Agatha Christie on Poirot

These are some of Agatha Christie’s thoughts on creating Hercule Poirot, taken from her Autobiography.

She had decided to write a detective story whilst working in a hospital dispensary during World War 1. Surrounded by poisons it seemed natural that death by poisoning would be the method. She then decided who should be poisoned, who would be the poisoner, when, where and how. And then who should be the detective? She was steeped in the Sherlock Holmes tradition but decided she had to invent a detective of her own and he had to have a friend as a ‘kind of butt or stooge’. He had to be unique, a character that hadn’t been used before. She considered a schoolboy, or a scientist, but when she remembered the Belgian refugees who were living in a colony in Tor that is who she settled on.

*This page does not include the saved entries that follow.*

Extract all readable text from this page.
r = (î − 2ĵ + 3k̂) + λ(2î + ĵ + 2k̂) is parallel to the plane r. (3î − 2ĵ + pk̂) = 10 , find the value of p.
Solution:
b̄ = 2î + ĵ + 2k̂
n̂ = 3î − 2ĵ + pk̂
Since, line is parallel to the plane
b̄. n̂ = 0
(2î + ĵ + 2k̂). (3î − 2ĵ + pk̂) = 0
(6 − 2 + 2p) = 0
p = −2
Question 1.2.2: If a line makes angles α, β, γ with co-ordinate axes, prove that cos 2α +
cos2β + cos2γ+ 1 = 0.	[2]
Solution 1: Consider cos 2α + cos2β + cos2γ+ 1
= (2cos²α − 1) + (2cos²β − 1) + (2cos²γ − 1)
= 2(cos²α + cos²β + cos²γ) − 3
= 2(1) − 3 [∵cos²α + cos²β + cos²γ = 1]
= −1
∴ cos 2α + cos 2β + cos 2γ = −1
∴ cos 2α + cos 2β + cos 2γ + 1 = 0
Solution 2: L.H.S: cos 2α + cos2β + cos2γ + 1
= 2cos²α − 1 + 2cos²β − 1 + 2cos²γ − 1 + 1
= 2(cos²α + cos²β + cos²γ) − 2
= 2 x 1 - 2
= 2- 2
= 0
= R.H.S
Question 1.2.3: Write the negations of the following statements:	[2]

She decided her detective should be a Belgian – a refugee and a retired police officer and only later realised what a mistake she had made:

What a mistake I made there. The result is that my fictional detective must be well over a hundred by now.

Anyway, I settled on a Belgian detective. I allowed him to grow slowly into his part. He should have been an inspector, so that he would have a certain knowledge of crime. He would be meticulous, very tidy, I thought to myself, as I cleared away a good many untidy odds and ends in my own bedroom. A tidy little man, I could see him as a tidy little man, always arranging things, liking things in pairs, liking things square instead of round. And he should be very brainy – he should have little grey cells of the mind – that was a good phrase: I must remember that – yes he would have the little grey cells. (page 263 -4)

And then he had to have a name, rather a grand name. She wondered about calling her little man Hercules but his last name was more difficult. She didn’t know how the name Poirot came to her – whether it just came into her head or whether she saw it in a newspaper or written down somewhere, but it didn’t go with Hercules; eventually she decided that it should be Hercule – Hercule Poirot. So, The Mysterious Affair at Styles was conceived and eventually published. She was jubilant – her book was going to appear in print. She didn’t know that this was the start of her long  writing career and that

Hercule Poirot, my Belgian invention, was hanging round my neck, firmly attached there like the old man of the sea. (page 285)

Because  Poirot had been quite a success in The Mysterious Affair at Styles she was encouraged to use him again and then she realised that she was tied to both Poirot and his Watson: Captain Hastings.

I quite enjoyed Captain Hastings. He was a stereotyped creation, but he and Poirot represented my idea of  a detective team. I was still writing in the Sherlock Holmes tradition, eccentric detective, stooge assistant, with a Lestrade-type Scotland Yard detective, Inspector Japp – and now I added a ‘human foxhound’, Inspector Giraud, of the French police. Giraud despises Poirot as being old and passé.

Now I saw what a terrible mistake I had made in starting with Hercule Poirot so old – I ought to have abandoned him after the first three or four books, and begun with someone much younger. (page 290)

Poirot, whatever Agatha Christie thought of him is one of her most famous characters, vying in popularity with Miss Marple. Each time I read on of the 33 novels he appears in or see him portrayed by David Suchet (who is Poirot for me) I think he is my favourite. But then I’m equally as fond of Miss Marple (Joan Hickson fitted the part to perfection) and she too is my favourite. I can’t pick one over the other – they are both outstanding creations.